I guess I don't get the Bush administration's rationale here... either Iraq isn't part of the "War On Terror", in which case we had no business invading, or it is part of the war on terror, and the war looks like it's going pretty badly.
Last week I was pondering the thought processes of people who won't vote for Kerry because he's not pro-life, and I wondered what it would take for them to finally vote for a pro-choice candidate. I'm imagining something like, "Well, I lost my job, the government's gone bankrupt, I just got drafted to fight in the second Korean War, Bush amended the Constitution to serve infinite terms, and my daughter was arrested by secret police for publishing anti-war materials on the Internet. Still, I just can't sit back and let innocent unborn babies die... I'm voting Bush in '08." Along those lines, what would it take for a conservative to admit that Bush's tactics in the war on terror aren't working? "Well, 2000 troops died in Iraq last month, Islamic radicals overthrew the governments of Egypt, Saudi Arabia and Pakistan, we're universally despised by both our enemies and our allies, Manhattan was rendered a ghost town by a dirty bomb and the President is blocking an independent investigation into the attack, and no Middle East country will sell us oil because they don't want to be associated with us. We need the steady and strong leadership of George W. Bush today more than ever!"

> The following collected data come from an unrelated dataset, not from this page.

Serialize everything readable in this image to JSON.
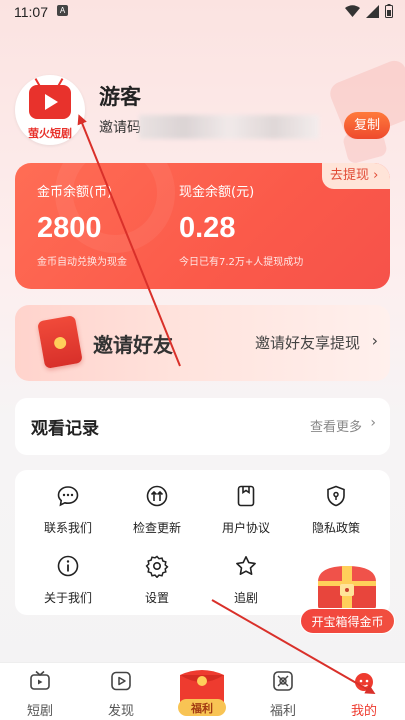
{
  "status": {
    "time": "11:07",
    "indicator": "A"
  },
  "profile": {
    "avatar_text": "萤火短剧",
    "nickname": "游客",
    "invite_label": "邀请码",
    "copy_button": "复制"
  },
  "wallet": {
    "withdraw_label": "去提现",
    "coin_label": "金币余额(币)",
    "coin_value": "2800",
    "coin_note": "金币自动兑换为现金",
    "cash_label": "现金余额(元)",
    "cash_value": "0.28",
    "cash_note": "今日已有7.2万+人提现成功"
  },
  "invite": {
    "title": "邀请好友",
    "subtitle": "邀请好友享提现"
  },
  "history": {
    "title": "观看记录",
    "more": "查看更多"
  },
  "menu": {
    "contact": "联系我们",
    "update": "检查更新",
    "agreement": "用户协议",
    "privacy": "隐私政策",
    "about": "关于我们",
    "settings": "设置",
    "follow": "追剧"
  },
  "treasure": {
    "label": "开宝箱得金币"
  },
  "tabbar": {
    "shorts": "短剧",
    "discover": "发现",
    "fuli_badge": "福利",
    "fuli": "福利",
    "mine": "我的"
  },
  "colors": {
    "accent": "#ee3b2f",
    "card_red": "#fb5a4a",
    "annotation": "#d9302a"
  },
  "icons": {
    "contact": "chat-icon",
    "update": "upload-circle-icon",
    "agreement": "document-icon",
    "privacy": "shield-icon",
    "about": "info-icon",
    "settings": "gear-icon",
    "follow": "star-icon"
  }
}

Three years after 9/11, our troops are dying in Iraq and killing as many civilians as terrorists in the process, life in that country appears worse for most people than it was under Saddam, the number of worldwide terrorist attacks has gone up, and various guys like Bin Laden, Zawahiri and Mullah Omar are still around three years after we tried to get them in Afghanistan, but it doesn't really matter because there are so many splinter groups that even if we killed every card-carrying member of Al Qaeda it wouldn't stop the threat. The only positive thing you can really give the administration credit for is the fact that there hasn't been another attack in the U.S. since 9/11. Don't get me wrong, that's a good thing obviously and they deserve some credit for that as surely as they deserve some of the blame for 9/11 and any subsequent attack that they miss, but that one positive can be wiped away in seconds with one mistake. Besides which, events in Madrid, Russia, Jakarta and Baghdad show that just because there aren't any planes flying into American buildings, we haven't stopped the terrorists.
In other words, the Bush administration has failed in almost every way in the war on terror, and even started a new war, unrelated to terrorism and Al Qaeda (no matter how many times they try to insist differently), simply because they thought it was one that we could achieve victory in more easily. And they're losing that one too. But the war on terror is supposed to be the main reason to reelect these guys, I guess for the reason that you can't prove that Kerry will do any better. This would all be laughable if not for the fact that it just might work, and the consequences of keeping a proven failure in office along with crony-first buddies more interested in acquiring power than in solving problems could be too terrible to think about.